The book was quickly forgotten after its initial publication. In 1939, though, the young company New Directions Press reprinted the book in its ‘‘New Classics’’ series, a series intended to resurrect ‘‘lost’’ works by modern authors who had been unfairly ignored by critics and academics. Part of New Directions’s strategy in publishing the ‘‘New Classics’’ was to give readers direction; as a result, a number of the books had introductions appended to them. As Bryce Conrad points out in Refiguring America, his study of In the American Grain, although Williams provided Horace Gregory with a great deal of information on the sources and composition and intentions of the book, Gregory’s introduction to In the American Grain ‘‘doesn’t really talk about the book at all.’’ Rather, Gregory’s introduction was a preemptive strike at readers who might arrive at Canby’s opinion about the book. The book is best understood as prose poetry, as a work of art rather than a work of history, he argued.

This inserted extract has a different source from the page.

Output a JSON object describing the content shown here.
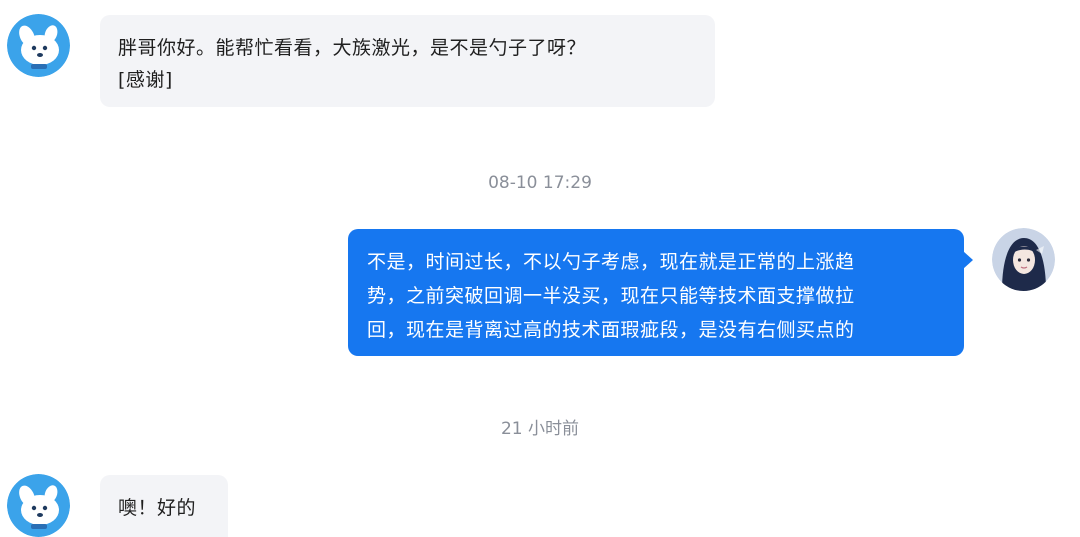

Partly because of the war, partly because New Directions was a small house with a small advertising budget, and partly because Williams was still not a well-known poet, the reprinted edition of In the American Grain did little for the book’s fame or reputation. It was not until 1950, at a time when scholars began to write seriously about Williams’s accomplishments as a poet, that the book emerged again. In that year Louis Martz (as quoted in Doyle), one of the most important early critics of modernism, identified it as a crucial piece of work in Williams’s career, a ‘‘prose preparation for Paterson,’’ the epic poem that is truly Williams’s masterpiece. But, again, Martz did not regard the book as a work of history.
Most critics continued to do this until the late 1960s, when a few began to seriously consider the book as a work of historiography, and went back to examine the source materials used by Williams. Of these critics, James Breslin is probably the most notable. For his book William Carlos Williams: An American Artist, Breslin went to the New York Public Library reading room and found the source books originally used by Williams. From sifting through what Williams used and what he omitted, Breslin came to the conclusion that ‘‘Williams’s method was to cut through a prolixity of detail . . . in order to point up a hidden symbolic pattern . . . latent’’ in the source texts.
Because of a general scholarly concern in recent years with the ways that heritage, race, and locality play out in cultural production, Williams’s book is enjoying increasing prominence in English, American studies, and even history courses. The postmodern interest in undermining the artificial boundaries between types of discourse is also congenial to In the American Grain’s wide variety of voices and claims to authority. These aspects of the book are studied in the only full-length monograph on In the American Grain, Conrad’s 1990 work Refiguring America. One of Conrad’s theses is that the book is ‘‘anarchically disruptive of systematic thought,’’ and his book takes that as a point of departure for an examination of the text.